La deuxième audience de l'affaire Titus Edzoa et ses trois co-accusés n'a pas perdu de sa superbe hier, à la salle 4 de la Cour d'appel du Centre. Salle empruntée par le tribunal de grande instance (Tgi) de Yaoundé Centre administratif, qui aurait dû commencer son audience «spéciale» à 9h comme l'avait indiqué la présidente Mangue Berthe le 27 octobre dernier. Mais, laquelle audience a commencé à 12h45, pour s'achever à 13h15. Quinze minutes de plus que lors de la première audience. Et le déploiement de la gendarmerie nationale, qui a failli s'en prendre au public présent à la cour du tribunal après l'audience, «pour des raisons de sécurité», est resté constant.
Une demi heure pour que les différentes parties se rendent compte que la liste des témoins n'a pas été notifiée à tous les accusés. Notamment Titus Edzoa dont l'un des avocats, Maître André Léonard Ndem a été étonné de constater que, selon ses informations, son client a été cité comme témoin du Ministère public. Il insiste pour que le parquet lui communique la liste des témoins. Ce que tempère l'un des représentants du ministère public pour qui la liste a été notifiée à l'un des avocats du «collectif».
«C'est un dilatoire de la défense, peut-être pour dégager la gorge avant la suite», a déclaré, ironique, le procureur de la République. En effet, la liste des témoins de l'un des accusés, Michel Thierry Atangana Abega lui a été notifiée. Or, pour les avocats, ils ne travaillent pas en collectif. Mais, chaque accusé a ses avocats. D'ailleurs, en début de l'audience, chaque accusé est appelé, puis, ses avocats.
Pour couper court à ces discussions sur les entorses procédurières, qui ont failli s'enliser, la présidente du tribunal et ses collaborateurs ont demandé au procureur de la République «que la liste des témoins soit communiquée aux accusés et qu'on ne s'attarde pas sur des inutilités».
Conseillant par ailleurs à l'avocat ayant reçu la liste de la communiquer à ses confrères. Par ailleurs, le tribunal, sur la base de la plainte, a constaté l'absence de l'Etat dans la salle d'audience.
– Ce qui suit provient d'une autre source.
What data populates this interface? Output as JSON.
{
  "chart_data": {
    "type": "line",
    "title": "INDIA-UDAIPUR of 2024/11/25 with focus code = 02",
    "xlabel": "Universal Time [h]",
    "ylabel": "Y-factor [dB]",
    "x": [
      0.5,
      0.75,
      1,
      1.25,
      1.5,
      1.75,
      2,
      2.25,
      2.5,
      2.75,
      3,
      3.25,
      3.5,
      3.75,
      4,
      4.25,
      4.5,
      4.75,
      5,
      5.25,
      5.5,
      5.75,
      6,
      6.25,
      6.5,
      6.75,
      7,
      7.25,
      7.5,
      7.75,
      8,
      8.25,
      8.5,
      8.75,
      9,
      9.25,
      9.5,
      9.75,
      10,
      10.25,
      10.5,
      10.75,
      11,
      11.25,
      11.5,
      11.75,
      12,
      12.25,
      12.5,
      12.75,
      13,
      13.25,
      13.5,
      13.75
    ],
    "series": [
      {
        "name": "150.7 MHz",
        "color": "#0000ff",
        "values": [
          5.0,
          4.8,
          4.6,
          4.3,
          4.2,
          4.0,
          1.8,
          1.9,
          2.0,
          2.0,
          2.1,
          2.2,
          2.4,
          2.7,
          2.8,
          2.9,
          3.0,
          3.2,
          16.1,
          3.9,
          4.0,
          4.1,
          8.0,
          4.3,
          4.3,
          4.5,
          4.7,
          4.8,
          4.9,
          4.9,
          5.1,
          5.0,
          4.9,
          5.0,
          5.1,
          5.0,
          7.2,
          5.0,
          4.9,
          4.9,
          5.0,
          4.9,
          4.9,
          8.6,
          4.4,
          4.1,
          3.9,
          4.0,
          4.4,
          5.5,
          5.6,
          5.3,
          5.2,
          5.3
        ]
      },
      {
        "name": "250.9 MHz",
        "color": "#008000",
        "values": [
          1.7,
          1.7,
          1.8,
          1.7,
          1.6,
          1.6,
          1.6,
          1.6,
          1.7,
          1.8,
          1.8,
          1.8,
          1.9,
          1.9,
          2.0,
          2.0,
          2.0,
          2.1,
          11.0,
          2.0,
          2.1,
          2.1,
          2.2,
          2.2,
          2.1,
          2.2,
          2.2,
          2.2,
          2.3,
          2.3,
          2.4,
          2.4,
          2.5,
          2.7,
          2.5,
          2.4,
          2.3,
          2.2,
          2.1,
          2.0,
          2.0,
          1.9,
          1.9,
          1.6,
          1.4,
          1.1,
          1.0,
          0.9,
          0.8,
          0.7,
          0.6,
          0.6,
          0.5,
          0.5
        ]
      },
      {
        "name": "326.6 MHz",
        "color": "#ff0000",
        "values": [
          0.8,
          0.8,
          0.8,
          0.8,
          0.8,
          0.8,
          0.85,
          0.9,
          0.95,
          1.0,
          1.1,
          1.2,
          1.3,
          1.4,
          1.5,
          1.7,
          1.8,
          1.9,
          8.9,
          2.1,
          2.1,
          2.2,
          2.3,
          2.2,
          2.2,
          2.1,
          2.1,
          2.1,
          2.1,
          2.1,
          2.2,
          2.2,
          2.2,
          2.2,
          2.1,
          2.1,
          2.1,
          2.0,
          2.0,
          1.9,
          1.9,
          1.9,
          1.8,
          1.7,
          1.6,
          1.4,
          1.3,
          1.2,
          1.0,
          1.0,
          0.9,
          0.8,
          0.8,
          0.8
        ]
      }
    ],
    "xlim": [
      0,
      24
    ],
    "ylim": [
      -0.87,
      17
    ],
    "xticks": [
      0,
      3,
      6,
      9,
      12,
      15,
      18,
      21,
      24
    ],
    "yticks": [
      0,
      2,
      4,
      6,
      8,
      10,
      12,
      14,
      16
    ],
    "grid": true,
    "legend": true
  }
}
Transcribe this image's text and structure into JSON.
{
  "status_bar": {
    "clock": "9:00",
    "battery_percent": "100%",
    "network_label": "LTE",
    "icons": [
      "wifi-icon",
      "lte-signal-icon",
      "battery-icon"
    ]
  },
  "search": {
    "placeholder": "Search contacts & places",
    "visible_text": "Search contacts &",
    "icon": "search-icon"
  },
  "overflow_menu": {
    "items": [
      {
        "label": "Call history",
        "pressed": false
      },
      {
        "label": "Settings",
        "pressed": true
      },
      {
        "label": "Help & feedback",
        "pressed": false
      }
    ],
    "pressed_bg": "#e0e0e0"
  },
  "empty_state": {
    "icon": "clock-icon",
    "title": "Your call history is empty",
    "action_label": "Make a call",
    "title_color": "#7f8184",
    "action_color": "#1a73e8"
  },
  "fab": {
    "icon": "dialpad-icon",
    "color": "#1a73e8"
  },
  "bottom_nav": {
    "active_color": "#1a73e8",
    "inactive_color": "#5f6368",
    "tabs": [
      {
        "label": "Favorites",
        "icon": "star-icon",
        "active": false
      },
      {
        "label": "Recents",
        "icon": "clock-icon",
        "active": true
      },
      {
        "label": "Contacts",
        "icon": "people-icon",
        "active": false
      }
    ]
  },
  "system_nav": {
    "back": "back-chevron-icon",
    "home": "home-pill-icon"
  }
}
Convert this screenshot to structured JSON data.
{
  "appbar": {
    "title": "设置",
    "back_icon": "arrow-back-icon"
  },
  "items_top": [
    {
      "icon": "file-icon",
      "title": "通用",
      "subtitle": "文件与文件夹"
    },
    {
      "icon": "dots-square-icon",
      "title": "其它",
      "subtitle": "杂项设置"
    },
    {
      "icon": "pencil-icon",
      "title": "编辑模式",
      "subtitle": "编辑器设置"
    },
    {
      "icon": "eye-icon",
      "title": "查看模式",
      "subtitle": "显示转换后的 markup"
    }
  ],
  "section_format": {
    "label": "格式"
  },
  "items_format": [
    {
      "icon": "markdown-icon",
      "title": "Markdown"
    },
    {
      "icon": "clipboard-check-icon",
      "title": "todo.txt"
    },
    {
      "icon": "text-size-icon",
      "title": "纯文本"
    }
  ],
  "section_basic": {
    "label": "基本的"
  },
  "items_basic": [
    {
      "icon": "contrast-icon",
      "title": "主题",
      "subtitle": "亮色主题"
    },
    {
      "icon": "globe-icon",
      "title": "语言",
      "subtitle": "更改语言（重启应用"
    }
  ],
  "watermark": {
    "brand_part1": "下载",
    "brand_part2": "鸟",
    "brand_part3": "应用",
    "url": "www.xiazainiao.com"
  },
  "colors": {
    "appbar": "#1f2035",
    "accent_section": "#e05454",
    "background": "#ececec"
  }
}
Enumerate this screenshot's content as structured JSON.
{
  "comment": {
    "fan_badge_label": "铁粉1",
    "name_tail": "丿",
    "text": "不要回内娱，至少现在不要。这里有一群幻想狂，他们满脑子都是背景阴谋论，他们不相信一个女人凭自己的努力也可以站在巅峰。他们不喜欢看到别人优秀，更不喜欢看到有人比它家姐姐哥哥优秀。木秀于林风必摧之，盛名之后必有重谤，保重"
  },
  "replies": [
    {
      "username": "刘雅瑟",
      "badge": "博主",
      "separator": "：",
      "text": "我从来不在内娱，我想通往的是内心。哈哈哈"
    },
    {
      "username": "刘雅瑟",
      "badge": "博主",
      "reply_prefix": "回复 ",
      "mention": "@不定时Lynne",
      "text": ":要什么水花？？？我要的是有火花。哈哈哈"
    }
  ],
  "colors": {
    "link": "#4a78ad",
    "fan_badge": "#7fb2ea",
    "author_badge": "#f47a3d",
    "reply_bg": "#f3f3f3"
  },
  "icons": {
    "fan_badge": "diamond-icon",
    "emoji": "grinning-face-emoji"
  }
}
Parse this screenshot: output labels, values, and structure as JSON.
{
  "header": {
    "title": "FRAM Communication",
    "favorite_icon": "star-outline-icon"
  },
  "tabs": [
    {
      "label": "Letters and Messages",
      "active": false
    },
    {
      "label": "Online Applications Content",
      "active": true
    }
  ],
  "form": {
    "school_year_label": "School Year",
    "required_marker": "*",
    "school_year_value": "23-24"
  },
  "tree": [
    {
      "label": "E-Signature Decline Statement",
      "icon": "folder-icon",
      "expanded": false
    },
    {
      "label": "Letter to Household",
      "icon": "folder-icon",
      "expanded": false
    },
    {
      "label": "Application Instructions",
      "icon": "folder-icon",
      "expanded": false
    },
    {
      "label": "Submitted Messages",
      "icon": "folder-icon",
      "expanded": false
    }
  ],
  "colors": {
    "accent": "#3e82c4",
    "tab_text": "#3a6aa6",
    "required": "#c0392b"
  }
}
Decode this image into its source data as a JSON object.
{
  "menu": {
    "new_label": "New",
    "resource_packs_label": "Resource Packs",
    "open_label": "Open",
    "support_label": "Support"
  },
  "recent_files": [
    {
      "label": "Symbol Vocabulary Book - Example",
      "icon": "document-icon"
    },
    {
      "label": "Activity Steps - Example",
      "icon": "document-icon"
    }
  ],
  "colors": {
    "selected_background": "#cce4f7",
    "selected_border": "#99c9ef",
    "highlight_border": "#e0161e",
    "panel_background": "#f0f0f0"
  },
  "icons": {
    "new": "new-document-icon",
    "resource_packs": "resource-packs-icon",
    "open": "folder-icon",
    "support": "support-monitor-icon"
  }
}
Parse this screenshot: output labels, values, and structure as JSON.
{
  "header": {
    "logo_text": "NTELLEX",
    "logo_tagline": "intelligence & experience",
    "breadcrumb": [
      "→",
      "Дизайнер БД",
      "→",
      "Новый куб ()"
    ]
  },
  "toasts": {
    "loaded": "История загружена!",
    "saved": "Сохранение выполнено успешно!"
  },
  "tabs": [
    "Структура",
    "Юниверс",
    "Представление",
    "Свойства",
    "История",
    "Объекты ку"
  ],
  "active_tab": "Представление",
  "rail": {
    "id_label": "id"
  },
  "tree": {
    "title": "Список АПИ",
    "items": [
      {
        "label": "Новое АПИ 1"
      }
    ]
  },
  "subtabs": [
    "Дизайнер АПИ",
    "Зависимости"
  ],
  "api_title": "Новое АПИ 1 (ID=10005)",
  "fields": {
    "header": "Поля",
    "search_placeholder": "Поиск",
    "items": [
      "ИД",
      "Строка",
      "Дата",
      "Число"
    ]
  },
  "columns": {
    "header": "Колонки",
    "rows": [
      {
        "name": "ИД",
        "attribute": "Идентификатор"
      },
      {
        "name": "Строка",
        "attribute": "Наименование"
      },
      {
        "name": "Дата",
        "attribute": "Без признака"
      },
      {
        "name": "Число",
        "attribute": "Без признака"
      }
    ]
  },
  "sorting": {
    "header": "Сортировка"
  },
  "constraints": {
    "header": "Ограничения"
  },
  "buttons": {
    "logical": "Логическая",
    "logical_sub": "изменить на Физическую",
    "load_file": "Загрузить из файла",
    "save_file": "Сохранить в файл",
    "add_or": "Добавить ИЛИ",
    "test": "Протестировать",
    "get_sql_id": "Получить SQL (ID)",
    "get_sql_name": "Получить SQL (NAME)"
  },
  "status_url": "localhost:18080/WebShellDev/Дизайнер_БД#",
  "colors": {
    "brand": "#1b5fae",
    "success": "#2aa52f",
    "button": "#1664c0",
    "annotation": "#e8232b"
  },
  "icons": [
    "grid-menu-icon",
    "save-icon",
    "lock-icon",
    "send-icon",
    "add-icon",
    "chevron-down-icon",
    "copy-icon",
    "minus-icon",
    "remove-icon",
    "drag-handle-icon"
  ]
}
«L'Etat du Cameroun a été cité et nous attendons le retour de cette citation et par ailleurs, savoir qui sera son représentant à ce procès», a indiqué la présidente du tribunal. En effet, la plainte précise : «Citation du ministère public et de l'Etat du Cameroun contre Edzoa Titus, Michel Thierry Atangana Abega, Isaac Njiemoun et M. Mapouna». Les charges qui pèsent sur les quatre sont : détournement, tentative de détournement, co-action de corruption et trafic d'influence. Le délit estimé à plus de 63 milliards Fcfa. Si Isaac Njiemoun et M. Mapouna comparaissent libres, Edzoa Titus et Michel Thierry Atangana Abega eux, ont été condamnés à 15 ans de prison ferme en 1997 pour tentative de détournement des deniers publics. Titus Edzoa, faut-il le rappeler, est ancien ministre et surtout, ancien secrétaire général de la présidence de la République. Et les faits remontent à 1996, époque où il occupait ce prestigieux poste de plus proche collaborateur du chef de l'Etat. Les différents acteurs se retrouvent le 25 novembre prochain au Tgi de Yaoundé, pour un autre épisode.